The problem with a great deal of the infrastructure-related investment required on the continent is that nations find it increasingly difficult to attract financing for the initial development of what they have determined to be critical, economic-growth dependant infrastructure (e.g. the first four business-linked 50 MW solar parks, which need to be developed before institutions are prepared to finance the next 100 of such parks).

National infrastructure strategies therefore all-too-often find themselves stuck within the so-called ‘missing middle’.

The Missing Middle

There are many interpretations of what we mean when we say “the missing middle”. The IFA believes that when it comes to infrastructure investment, the missing middle sits between development finance infrastructure ‘pilots’ on the one hand (often financed through special DFI/donor funds in the public sector), and the large billion dollar infrastructure developments on the other, which would be financed by multinational infrastructure investors, major finance houses and strategic donor agencies (e.g. the World Bank).

The missing middle of infrastructure investment is currently unsupported by financial institutions and as a result is stifling the economic growth of Africa.  It is precisely this infrastructure investment deficit which the IFA is attempting to fill.

The African Infrastructure Investment Deficit

The World Bank has estimated the African continent needs to spend $93 billion per year to bridge its infrastructure gap, with 44% of that in the energy sector (it estimated that  around 650m people – more than half the continent’s population – still lack access to electricity.)

Others have estimated that the overall deficit may be as high as US$130 – 170 billion per annum.

Africa 50, an infrastructure interest platform backed by the AFDB estimates overall infrastructure funding needs in Africa amounts to US$ 1,2 Trillion for the period between 2017 & 2025.

However, this is estimated to have been only 5% of the continent’s actual infrastructure investment needs during that time.

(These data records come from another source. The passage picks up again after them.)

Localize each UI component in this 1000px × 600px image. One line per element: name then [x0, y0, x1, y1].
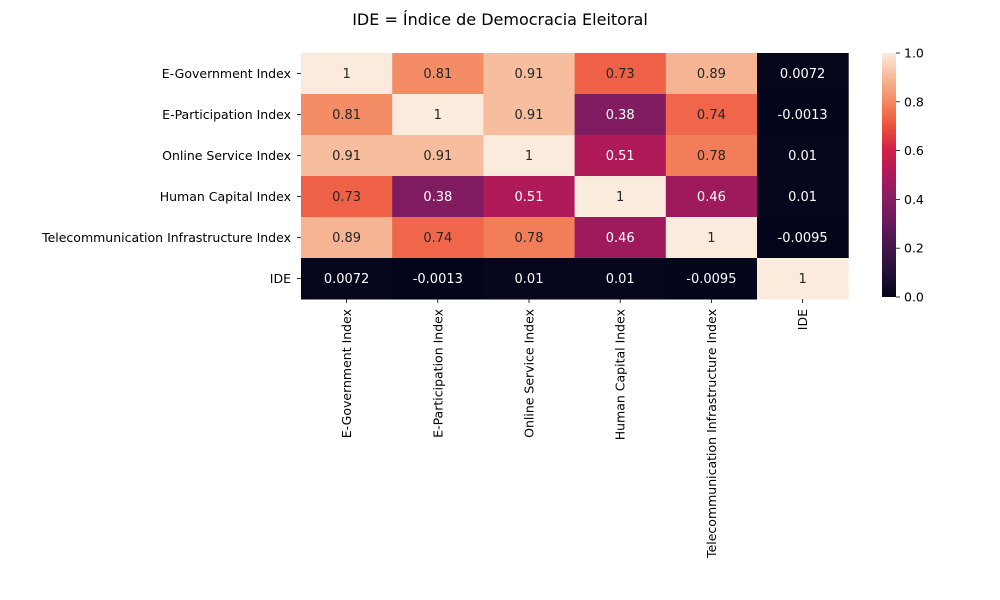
cell-annotation-0-2: 0.91: [515, 67, 544, 82]
cell-annotation-3-2: 0.51: [515, 190, 544, 205]
colorbar-tick-label-3: 0.6: [904, 143, 924, 158]
heatmap-cell-5-0: [301, 258, 393, 300]
heatmap-cell-5-1: [392, 258, 484, 300]
colorbar: 0.0 0.2 0.4 0.6 0.8 1.0: [882, 46, 924, 305]
heatmap-cell-0-0: [301, 53, 393, 95]
heatmap-cell-5-5: [757, 258, 849, 300]
cell-annotation-3-3: 1: [616, 190, 624, 205]
colorbar-tick-label-2: 0.4: [904, 192, 924, 207]
heatmap-cell-1-2: [483, 94, 576, 136]
cell-annotation-5-4: -0.0095: [686, 272, 736, 287]
cell-annotation-2-5: 0.01: [788, 149, 817, 164]
heatmap-cell-1-3: [574, 94, 667, 136]
x-tick-label-0: E-Government Index: [339, 309, 354, 438]
heatmap-cell-5-3: [574, 258, 667, 300]
heatmap-cell-3-1: [392, 176, 484, 218]
heatmap-cell-1-0: [301, 94, 393, 136]
heatmap-cell-4-4: [665, 217, 758, 259]
heatmap-cell-1-1: [392, 94, 484, 136]
chart-title: IDE = Índice de Democracia Eleitoral: [352, 10, 648, 29]
heatmap-cells: 1 0.81 0.91 0.73 0.89 0.0072 0.81 1 0.91 0.38 0.74…: [301, 53, 849, 300]
cell-annotation-2-1: 0.91: [423, 149, 452, 164]
cell-annotation-1-3: 0.38: [606, 108, 635, 123]
x-tick-label-3: Human Capital Index: [613, 309, 628, 440]
cell-annotation-2-2: 1: [525, 149, 533, 164]
heatmap-cell-3-2: [483, 176, 576, 218]
colorbar-tick-label-5: 1.0: [904, 46, 924, 61]
cell-annotation-0-3: 0.73: [606, 67, 635, 82]
x-tick-label-1: E-Participation Index: [430, 309, 445, 438]
heatmap-cell-2-5: [757, 135, 849, 177]
cell-annotation-4-3: 0.46: [606, 231, 635, 246]
x-tick-label-5: IDE: [795, 309, 810, 330]
cell-annotation-5-5: 1: [798, 272, 806, 287]
y-tick-label-3: Human Capital Index: [160, 189, 291, 204]
cell-annotation-0-1: 0.81: [423, 67, 452, 82]
heatmap-cell-5-2: [483, 258, 576, 300]
cell-annotation-1-1: 1: [434, 108, 442, 123]
y-tick-label-4: Telecommunication Infrastructure Index: [41, 230, 291, 245]
heatmap-cell-0-5: [757, 53, 849, 95]
x-axis-ticks: E-Government Index E-Participation Index O…: [339, 299, 810, 559]
y-tick-label-5: IDE: [270, 271, 291, 286]
heatmap-cell-2-2: [483, 135, 576, 177]
heatmap-cell-4-0: [301, 217, 393, 259]
cell-annotation-4-1: 0.74: [423, 231, 452, 246]
cell-annotation-3-0: 0.73: [332, 190, 361, 205]
colorbar-tick-label-4: 0.8: [904, 94, 924, 109]
heatmap-cell-2-3: [574, 135, 667, 177]
cell-annotation-5-3: 0.01: [606, 272, 635, 287]
colorbar-tick-label-1: 0.2: [904, 241, 924, 256]
cell-annotation-5-0: 0.0072: [324, 272, 370, 287]
cell-annotation-0-5: 0.0072: [780, 67, 826, 82]
cell-annotation-1-4: 0.74: [697, 108, 726, 123]
x-tick-label-2: Online Service Index: [522, 309, 537, 438]
heatmap-cell-3-5: [757, 176, 849, 218]
cell-annotation-4-4: 1: [707, 231, 715, 246]
heatmap-cell-0-4: [665, 53, 758, 95]
cell-annotation-0-0: 1: [342, 67, 350, 82]
heatmap-cell-4-5: [757, 217, 849, 259]
heatmap-cell-3-3: [574, 176, 667, 218]
heatmap-cell-4-2: [483, 217, 576, 259]
x-tick-label-4: Telecommunication Infrastructure Index: [704, 309, 719, 559]
heatmap-cell-5-4: [665, 258, 758, 300]
cell-annotation-3-5: 0.01: [788, 190, 817, 205]
colorbar-gradient: [882, 53, 896, 297]
cell-annotation-4-0: 0.89: [332, 231, 361, 246]
heatmap-cell-4-1: [392, 217, 484, 259]
heatmap-cell-3-4: [665, 176, 758, 218]
cell-annotation-3-1: 0.38: [423, 190, 452, 205]
cell-annotation-5-1: -0.0013: [413, 272, 463, 287]
y-tick-label-1: E-Participation Index: [162, 107, 291, 122]
cell-annotation-0-4: 0.89: [697, 67, 726, 82]
heatmap-cell-2-4: [665, 135, 758, 177]
heatmap-cell-2-0: [301, 135, 393, 177]
cell-annotation-2-0: 0.91: [332, 149, 361, 164]
heatmap-cell-0-1: [392, 53, 484, 95]
y-axis-ticks: E-Government Index E-Participation Index O…: [41, 66, 301, 286]
heatmap-cell-0-3: [574, 53, 667, 95]
cell-annotation-1-5: -0.0013: [778, 108, 828, 123]
colorbar-tick-label-0: 0.0: [904, 290, 924, 305]
heatmap-cell-3-0: [301, 176, 393, 218]
cell-annotation-5-2: 0.01: [515, 272, 544, 287]
cell-annotation-1-2: 0.91: [515, 108, 544, 123]
cell-annotation-2-3: 0.51: [606, 149, 635, 164]
y-tick-label-0: E-Government Index: [162, 66, 291, 81]
cell-annotation-4-5: -0.0095: [778, 231, 828, 246]
cell-annotation-4-2: 0.78: [515, 231, 544, 246]
heatmap-cell-2-1: [392, 135, 484, 177]
heatmap-cell-0-2: [483, 53, 576, 95]
cell-annotation-2-4: 0.78: [697, 149, 726, 164]
y-tick-label-2: Online Service Index: [162, 148, 291, 163]
heatmap-cell-1-4: [665, 94, 758, 136]
cell-annotation-3-4: 0.46: [697, 190, 726, 205]
heatmap-cell-1-5: [757, 94, 849, 136]
heatmap-cell-4-3: [574, 217, 667, 259]
cell-annotation-1-0: 0.81: [332, 108, 361, 123]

A study by Moody’s Investor Service indicated that the average default rates on project finance bank loans is lower in Africa than both Latin America and South East Asia – however those regions always seem to be able to attract more investment.  Reducing the perceived risk and increasing the ‘investment attractiveness’ of any given potential project in Africa, is therefore essential.

It is the IFA’s belief that by focusing on productive private enterprise-linked projects, we will provide a more stable source of payback for any infrastructure providers.  Our methodology seeks to validate project proposals, then identify and deliver the intermediate financings from which track record can be developed.  This data can then reduce the perceived risks to unlock more strategic public and private finance.